Once installing multiple versions of java, from your terminal you can actually know which all versions of Java you have installed in your machine by running the command with Verbose option. For eg.. here is the output from my machine.


aravindhu@MACC02ZK005NQMC JavaVirtualMachines %  /usr/libexec/java_home -V
Matching Java Virtual Machines (9):
    15.0.0, x86_64:	"Amazon Corretto 15"	/Library/Java/JavaVirtualMachines/amazon-corretto-15.jdk/Contents/Home
    13.0.1, x86_64:	"OpenJDK 13.0.1"	/Library/Java/JavaVirtualMachines/jdk-13.0.1.jdk/Contents/Home
    12, x86_64:	"OpenJDK 12"	/Library/Java/JavaVirtualMachines/jdk-12.jdk/Contents/Home
    11, x86_64:	"OpenJDK 11"	/Library/Java/JavaVirtualMachines/jdk-11.jdk/Contents/Home
    10, x86_64:	"OpenJDK 10"	/Library/Java/JavaVirtualMachines/jdk-10.jdk/Contents/Home
    9.0.4, x86_64:	"OpenJDK 9.0.4"	/Library/Java/JavaVirtualMachines/jdk-9.0.4.jdk/Contents/Home
    1.8.0_265, x86_64:	"Amazon Corretto 8"	/Library/Java/JavaVirtualMachines/amazon-corretto-8.jdk/Contents/Home
    1.8.0_231, x86_64:	"Java SE 8"	/Library/Java/JavaVirtualMachines/jdk1.8.0_231.jdk/Contents/Home
    1.7.0_80, x86_64:	"Java SE 7"	/Library/Java/JavaVirtualMachines/jdk1.7.0_80.jdk/Contents/Home

Once you have several versions installed, you can actually set the path to your favorite version by running the command in your terminal.

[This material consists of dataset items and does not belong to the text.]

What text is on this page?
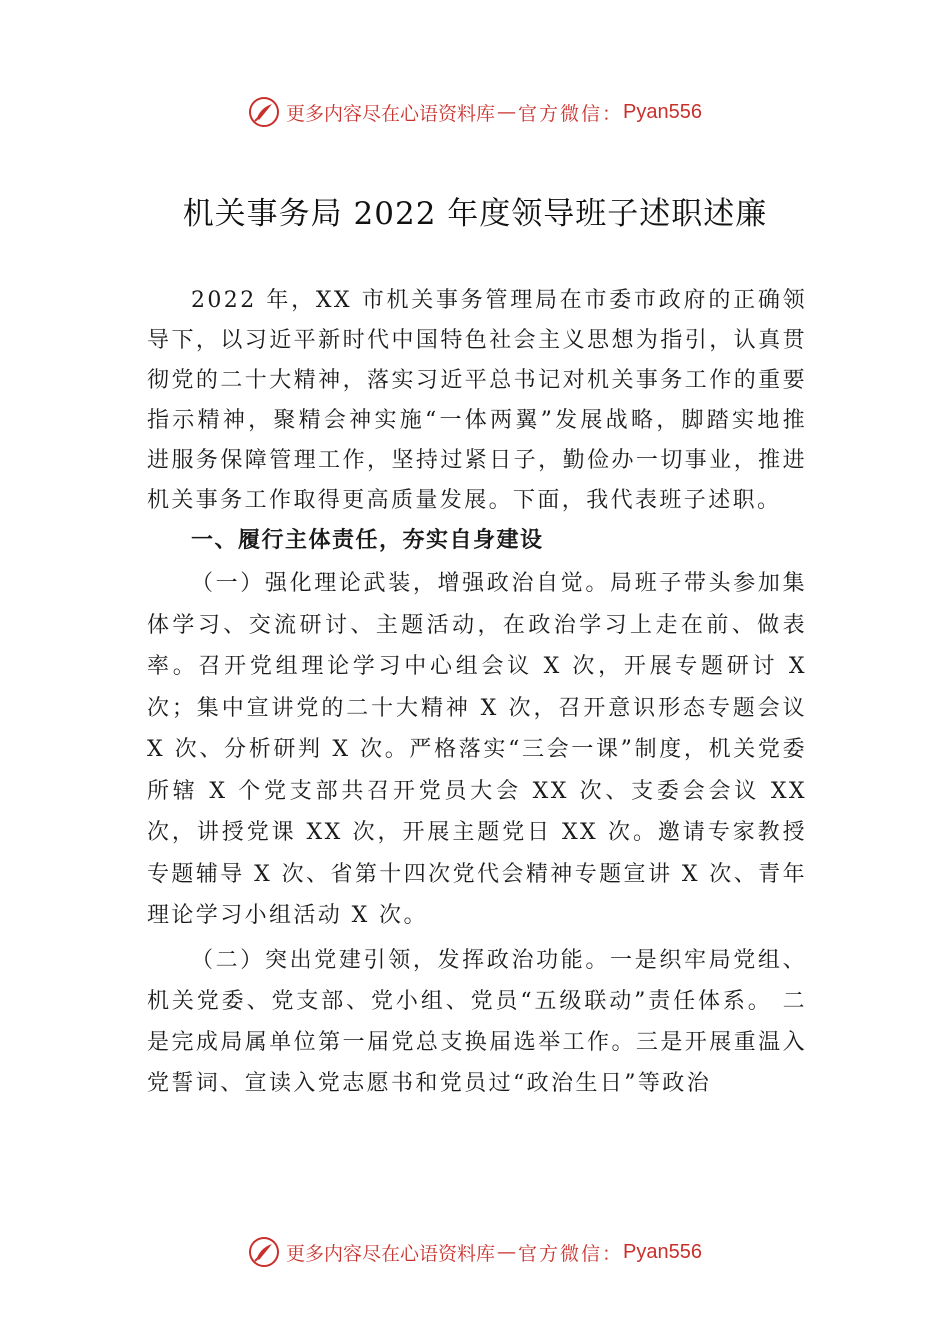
更多内容尽在心语资料库 — 官方微信： Pyan556
机关事务局 2022 年度领导班子述职述廉

2022 年，XX 市机关事务管理局在市委市政府的正确领导下，以习近平新时代中国特色社会主义思想为指引，认真贯彻党的二十大精神，落实习近平总书记对机关事务工作的重要指示精神，聚精会神实施“一体两翼”发展战略，脚踏实地推进服务保障管理工作，坚持过紧日子，勤俭办一切事业，推进机关事务工作取得更高质量发展。下面，我代表班子述职。

一、履行主体责任，夯实自身建设

（一）强化理论武装，增强政治自觉。局班子带头参加集体学习、交流研讨、主题活动，在政治学习上走在前、做表率。召开党组理论学习中心组会议 X 次，开展专题研讨 X 次；集中宣讲党的二十大精神 X 次，召开意识形态专题会议 X 次、分析研判 X 次。严格落实“三会一课”制度，机关党委所辖 X 个党支部共召开党员大会 XX 次、支委会会议 XX 次，讲授党课 XX 次，开展主题党日 XX 次。邀请专家教授专题辅导 X 次、省第十四次党代会精神专题宣讲 X 次、青年理论学习小组活动 X 次。

（二）突出党建引领，发挥政治功能。一是织牢局党组、机关党委、党支部、党小组、党员“五级联动”责任体系。 二是完成局属单位第一届党总支换届选举工作。三是开展重温入党誓词、宣读入党志愿书和党员过“政治生日”等政治

更多内容尽在心语资料库 — 官方微信： Pyan556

export JAVA_HOME=/usr/libexec/java_home -v9

If you are just using this one version of java always, you can just add this line to your shell .profile or .bash_profile or .zshrc file. If you need to conveniently switch between multiple versions of java, you can always have aliases and export statements in place with in your favorite shell’s profile configuration file.

As a first step, you have to declare some variables for each of your installed Java versions. So In my machine I have declared below variables for the versions of Java that I have installed.

# JAVA paths
export JAVA_9_HOME=$(/usr/libexec/java_home -v9)
export JAVA_10_HOME=$(/usr/libexec/java_home -v10)
export JAVA_11_HOME=$(/usr/libexec/java_home -v11)
export JAVA_12_HOME=$(/usr/libexec/java_home -v12)
export JAVA_13_HOME=$(/usr/libexec/java_home -v13)
export JAVA_7_HOME=$(/usr/libexec/java_home -v1.7)
export JAVA_8_HOME=$(/usr/libexec/java_home -v1.8)
export JAVA_8_AMAZON_CORRETTO=$(/usr/libexec/java_home -v1.8.0_265)
export JAVA_15=$(/usr/libexec/java_home -v15.0.0)

Next use the same for your aliases.

# Java Alias to switch
alias java9='export JAVA_HOME=$JAVA_9_HOME'
alias java10='export JAVA_HOME=$JAVA_10_HOME'
alias java11='export JAVA_HOME=$JAVA_11_HOME'
alias java12='export JAVA_HOME=$JAVA_12_HOME'
alias java13='export JAVA_HOME=$JAVA_13_HOME'
alias java7='export JAVA_HOME=$JAVA_7_HOME'
alias java8oracle='export JAVA_HOME=$JAVA_8_HOME'
alias java8='export JAVA_HOME=$JAVA_8_AMAZON_CORRETTO'
alias java15='export JAVA_HOME=$JAVA_15'

Have a statement in your profile in your machine for your default favorite JAVA version Say,

java15 

Now you are done setting things up, those aliases that you have created can be easily used to switch between various versions of JAVA that you have installed in your Mac. For eg.. If you need to switch to Java version 8 by just using alias command you just created and configured.